First, I have the impression that there are few people with a specific passion for making practical use of space, and this has to be changed. In contrast, in the world of space science, for instance, there are many researchers who are very eager to acquire data. That field is flourishing because they are very determined and tend to spend their limited budgets more thoughtfully. It doesn't seem to me, though, that as many people are truly passionate about making use of space. Many people are interested in working in the field simply because that's what NASA is doing.
So first, I think we need to figure out how many people are interested in space, and what specific areas they want to focus on. To do so, we will need to establish more user communities. There are already many communities associated with various technologies, such as the societies for control technology and communication technology. Space science has a very strong user community, but very few user communities exist in other fields of space study. When there is no user community, if a person who has planned and initiated a satellite project has to leave their position because of reorganization, for instance, the objective of the project can be lost. To avoid such a situation, I think that we need to establish a system where missions and projects are led by those who have real zeal for making use of space. Otherwise, money will not be spent wisely. The worst-case scenario is that, on completion of a satellite, there will be no one to use it. And a mission cannot exist without users.

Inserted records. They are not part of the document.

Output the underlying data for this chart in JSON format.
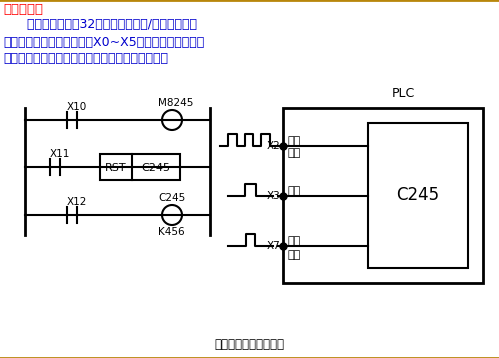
{
  "title_text": "编程软元件",
  "title_color": "#FF0000",
  "body_text_line1": "      高速计数器也是32位停电保持型增/减计数器，但",
  "body_text_line2": "它们只对特定的输入端子（X0~X5）的脉冲进行计数。",
  "body_text_line3": "高速计数器采用终端方式处理，与扫描周期无关。",
  "body_text_color": "#0000CD",
  "caption": "单相单输入高速计数器",
  "caption_color": "#000000",
  "bg_color": "#FFFFFF",
  "diagram_color": "#000000",
  "border_color": "#B8860B",
  "plc_label": "PLC",
  "c245_label": "C245",
  "rst_label": "RST",
  "x10_label": "X10",
  "x11_label": "X11",
  "x12_label": "X12",
  "m8245_label": "M8245",
  "c245_coil_label": "C245",
  "k456_label": "K456",
  "x2_label": "X2",
  "x3_label": "X3",
  "x7_label": "X7",
  "gaoshu_label": "高速",
  "maichong_label": "脉冲",
  "fuwei_label": "复位",
  "qidong_label": "启动"
}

Also, Japanese space development needs a strong vision. In my opinion, a vision should not be about what to adopt, but what to abandon. When you are going to spend a large portion of a budget, you have to make difficult decisions on what to proceed with and what to forego; otherwise ideas with strong potential can be lost without ever being developed and enhanced, due to a lack of focus. And since Japan's space budget is small, there is no use in turning ourselves into a mini-NASA. As long as we are trying to do everything that NASA is doing, but on a smaller scale, we will remain in second or third place. So I believe that Japan should focus on selected projects with the greatest potential for enhancing Japan's global profile in space development.
In this regard, I'm very confident that development of nanosatellites will be one of Japan's key strengths. When people from overseas see the CanSat and the CubeSat, which were made by students, they are always very surprised at how sophisticated they are. The Japanese are very good at stuffing many functions into small objects. Where foreigners compact five functions, the Japanese can do seven or eight. The University of Tokyo and the Tokyo Institute of Technology were the first in the world to launch nanosatellites. And, although other countries have launched their own since then, only four are still working, all produced by the same two universities.

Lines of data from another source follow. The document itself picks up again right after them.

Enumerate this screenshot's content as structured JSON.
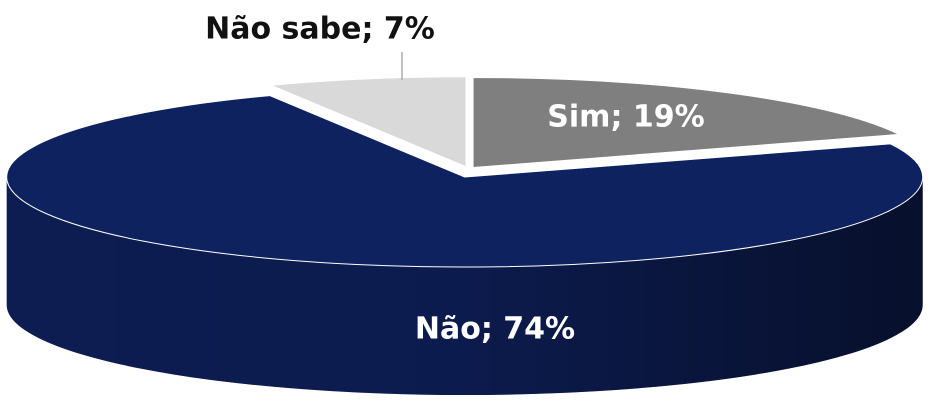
{
  "chart_data": {
    "type": "pie",
    "categories": [
      "Sim",
      "Não",
      "Não sabe"
    ],
    "values": [
      19,
      74,
      7
    ],
    "value_labels": [
      "Sim; 19%",
      "Não; 74%",
      "Não sabe; 7%"
    ],
    "colors": [
      "#7f7f7f",
      "#0f2260",
      "#d9d9d9"
    ]
  }
}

When size is the limiting factor, the Japanese tend to show superb imagination. I am sure there are other technologies that have good potential to become world-class, and I do hope that projects involving such prominent technologies will be undertaken. In addition to continuous support for small-satellite launches, as I mentioned earlier, I look forward to the further refinement of Japan's space-development infrastructure.
Q. Could you tell us about the nanosatellite currently in development?
The nanosatellite PRISM in development(Courtesy of Intelligent Space Systems Laboratory)
We're developing PRISM, and aiming to launch by 2008. Our project's original goal was to test whether student-made satellites could really work in space, and also to see whether such a program would be beneficial as an educational tool. And now, we're thinking of making satellites of more utility. The two CubeSat XI satellites, which have already been launched, have on-board cameras, but we're planning to mount a high-resolution camera on PRISM, which will be able to capture images of the ground with 30 m resolution. The satellite will be about 20 cm-cubic, and weigh about 5 kg. We could install a higher-resolution camera if we made a larger satellite, but it would cost us more time and money. Also, more parts mean a higher chance of failure. I think a 10 kg satellite is the maximum size for university laboratories, so we'll see what we can do without crossing that limit.
Apart from the higher resolution, what makes PRISM different from the others is its camera's extendible boom. Telephoto lenses are used to increase resolution, but they influence the size of satellites, so we're developing an extendible boom system, which will be folded at first and stretched to 80 cm in orbit. When this technology is established, as on the Furoshiki satellite, satellites will be compact when launched and deploy fully in orbit. We're very anxious to succeed with this, as the technology is very important for small satellites.